Resurrecting the Promise of 40 Acres: The Imperative of Reparations for Black Americans

June 4, 2020

Today’s black-white wealth gap originated with the unfulfilled promise of 40 acres in 1865. The payment of this debt in the 21st century is feasible—and at least 155 years overdue.

In From Here to Equality: Reparations for Black Americans in the Twenty-First Century, William Darity Jr. and A. Kirsten Mullen advance a general definition of reparations as a program of acknowledgment, redress, and closure. Acknowledgment constitutes the culpable party’s admission of responsibility for the atrocity; admission should include recognition of the damages inflicted upon the enslaved and their descendents and the advantages gained by the culpable party. Redress constitutes the acts of restitution; the steps taken to “heal the wound.” Closure constitutes an agreement by both the victims and the perpetrators that the account is settled.
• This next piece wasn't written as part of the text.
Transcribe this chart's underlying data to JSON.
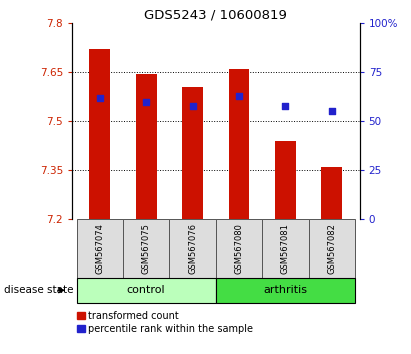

In Resurrecting the Promise of 40 Acres: The Imperative of Reparations for Black Americans, Darity and Mullen complement and significantly extend the findings in From Here to Equality, outlining a detailed plan for the execution of reparations including:

  • Defining and outlining the goals of reparations;
  • Arguing that a major objective of achieving redress is dismantling the wealth gap between black and white people in the US. Darity and Mullen estimate that this project will necessitate a $10 to $12 trillion federal expenditure.
  • Demonstrating the limitations and weaknesses of piecemeal attempts at reparations, making the case for systemic reparations, and arguing that the US government—the culpable party—must pay this debt;
  • Examining five precedents for reparations conducted in America and abroad to determine the lessons learned that could inform the design of an American plan for black reparations; and
  • Recommending revisions to HR 40, which was introduced in 1989 to establish a dedicated commission that would work to provide a report to Congress as a prelude to the development and enactment of a formal reparations bill.
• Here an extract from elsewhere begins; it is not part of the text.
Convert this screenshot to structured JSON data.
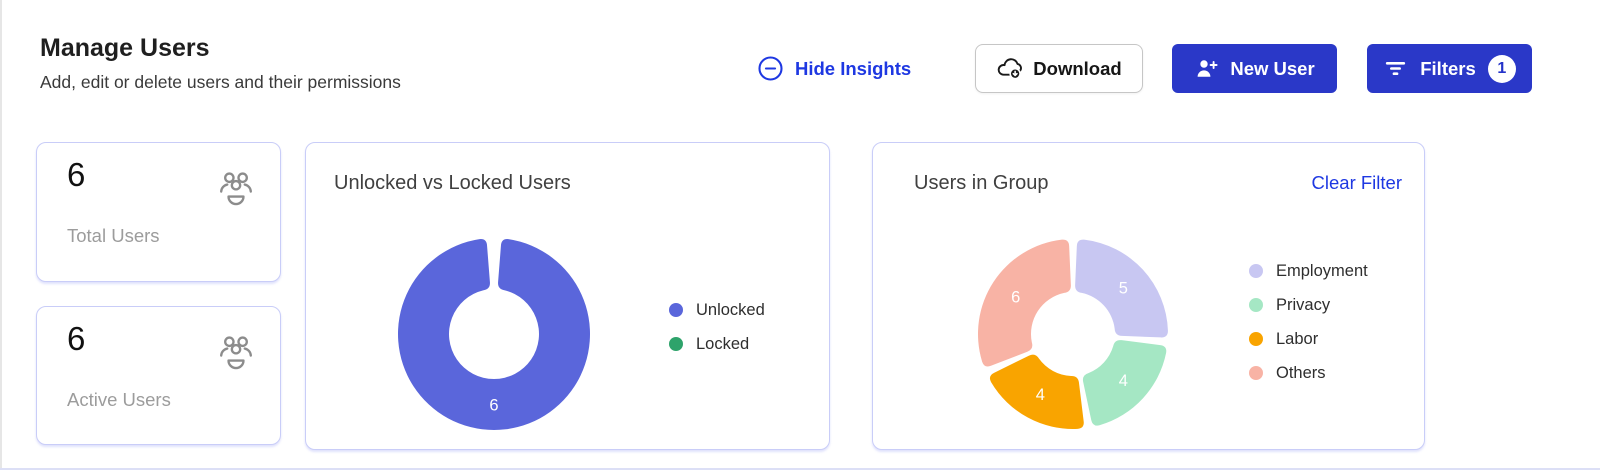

In a moment of deep racial inequality and national unrest, American politics and policymaking should center black people, households, and communities. Ultimately, respect for black Americans, as people and as citizens—and acknowledgment, redress, and closure for the history and financial hardship they have endured—requires monetary compensation. Reparations would enable the descendants of the enslaved to receive the inheritance that was properly theirs all along. The payment of this debt is feasible and at least 155 years overdue.